Within hours of the surgery, Miller was walking laps around the hospital. He returned to Quincy on Feb. 27, and he says he has family members keeping an eye on him to prevent him from doing too much. He can't lift his daughter until April 6, which is equally difficult for Malena and her dad.
Miller returned to work half-days at Liberty on Monday, sporting a stocking cap to cover up the bandage wrapped around his head.
"I feel too good not to be working," he said. "If I'm home sitting on the couch, I get bored."
As rough as those moments were when she learned about her husband's tumor, Lydia says the news since has generally been good. So has her husband's outlook.
"He's probably the most optimistic person you'll ever find," she said. "He almost refuses to believe he won't be able to do everything he always could.
"(The visit to Blessing Hospital was) the hardest two hours of my life. Everything was scary until we got to Mayo, but everything since has been great news. It hasn't been as bad as I envisioned it."

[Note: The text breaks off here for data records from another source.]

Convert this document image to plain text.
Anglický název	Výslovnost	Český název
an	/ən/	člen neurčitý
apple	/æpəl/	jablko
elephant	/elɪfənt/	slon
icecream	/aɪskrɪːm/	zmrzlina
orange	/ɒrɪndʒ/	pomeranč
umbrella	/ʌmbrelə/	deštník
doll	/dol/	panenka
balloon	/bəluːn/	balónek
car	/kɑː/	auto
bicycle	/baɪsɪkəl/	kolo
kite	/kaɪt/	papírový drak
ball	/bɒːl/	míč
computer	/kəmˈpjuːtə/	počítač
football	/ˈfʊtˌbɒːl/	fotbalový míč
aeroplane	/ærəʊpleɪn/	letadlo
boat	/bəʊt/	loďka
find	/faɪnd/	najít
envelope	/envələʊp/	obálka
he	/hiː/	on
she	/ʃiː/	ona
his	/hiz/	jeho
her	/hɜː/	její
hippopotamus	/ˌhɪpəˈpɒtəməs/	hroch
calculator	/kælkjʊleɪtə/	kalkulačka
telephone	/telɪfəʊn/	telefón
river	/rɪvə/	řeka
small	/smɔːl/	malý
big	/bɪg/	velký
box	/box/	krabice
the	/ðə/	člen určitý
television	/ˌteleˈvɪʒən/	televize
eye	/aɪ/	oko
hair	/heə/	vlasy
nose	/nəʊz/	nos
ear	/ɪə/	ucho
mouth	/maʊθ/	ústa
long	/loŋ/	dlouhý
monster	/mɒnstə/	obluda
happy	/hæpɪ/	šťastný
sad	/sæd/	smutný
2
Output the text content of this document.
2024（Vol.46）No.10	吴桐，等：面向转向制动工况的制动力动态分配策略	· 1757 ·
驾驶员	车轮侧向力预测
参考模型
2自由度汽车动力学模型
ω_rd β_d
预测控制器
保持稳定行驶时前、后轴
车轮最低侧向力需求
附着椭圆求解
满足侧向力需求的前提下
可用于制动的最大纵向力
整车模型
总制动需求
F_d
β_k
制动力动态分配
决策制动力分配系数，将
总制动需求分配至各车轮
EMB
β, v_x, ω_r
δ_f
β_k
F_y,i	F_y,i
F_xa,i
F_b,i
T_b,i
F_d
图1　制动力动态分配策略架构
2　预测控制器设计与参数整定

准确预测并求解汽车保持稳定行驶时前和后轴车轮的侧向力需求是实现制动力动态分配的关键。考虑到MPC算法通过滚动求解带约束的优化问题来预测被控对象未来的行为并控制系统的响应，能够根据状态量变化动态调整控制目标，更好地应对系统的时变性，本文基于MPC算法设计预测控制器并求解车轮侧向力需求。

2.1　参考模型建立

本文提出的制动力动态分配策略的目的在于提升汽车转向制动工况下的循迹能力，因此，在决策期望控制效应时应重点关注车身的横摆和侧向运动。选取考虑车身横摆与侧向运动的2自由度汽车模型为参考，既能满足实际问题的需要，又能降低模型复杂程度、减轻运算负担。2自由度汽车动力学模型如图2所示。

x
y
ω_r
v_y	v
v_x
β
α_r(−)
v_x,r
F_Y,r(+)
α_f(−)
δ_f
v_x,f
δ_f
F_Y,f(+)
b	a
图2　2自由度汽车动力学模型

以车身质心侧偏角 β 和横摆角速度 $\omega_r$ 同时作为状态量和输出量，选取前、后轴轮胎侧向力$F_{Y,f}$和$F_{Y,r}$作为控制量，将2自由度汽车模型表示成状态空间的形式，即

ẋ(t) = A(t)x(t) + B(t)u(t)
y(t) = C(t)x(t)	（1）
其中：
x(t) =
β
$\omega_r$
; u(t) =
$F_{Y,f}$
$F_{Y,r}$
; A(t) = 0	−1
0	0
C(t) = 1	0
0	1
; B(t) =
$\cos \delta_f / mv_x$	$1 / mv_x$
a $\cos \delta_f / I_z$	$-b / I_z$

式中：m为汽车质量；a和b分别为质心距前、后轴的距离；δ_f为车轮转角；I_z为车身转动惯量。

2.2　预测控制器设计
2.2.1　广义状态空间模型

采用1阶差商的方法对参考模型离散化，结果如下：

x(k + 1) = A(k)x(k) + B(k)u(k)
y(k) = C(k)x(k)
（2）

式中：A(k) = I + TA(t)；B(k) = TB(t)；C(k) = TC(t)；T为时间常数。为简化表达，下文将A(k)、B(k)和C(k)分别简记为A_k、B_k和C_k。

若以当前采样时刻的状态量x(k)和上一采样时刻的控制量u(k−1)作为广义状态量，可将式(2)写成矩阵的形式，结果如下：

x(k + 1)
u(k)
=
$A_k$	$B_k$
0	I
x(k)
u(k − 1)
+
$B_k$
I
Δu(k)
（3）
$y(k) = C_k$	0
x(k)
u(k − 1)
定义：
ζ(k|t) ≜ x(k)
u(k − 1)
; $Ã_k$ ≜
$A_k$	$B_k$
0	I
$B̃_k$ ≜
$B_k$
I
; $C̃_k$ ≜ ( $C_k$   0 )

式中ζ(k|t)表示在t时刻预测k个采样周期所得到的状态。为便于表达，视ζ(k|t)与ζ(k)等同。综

Save for the stocking cap in the spring and the swelling on the side of his head, Miller looks as if nothing had happened.
"I'd have never guessed I'd have been in the hospital that long and feeling this good," he said. "I kept thinking, ‘I shouldn't be here. Hospitals are for sick people who are in a lot of pain. I feel too good.'
"It just seems so weird. I still can't believe it really happened."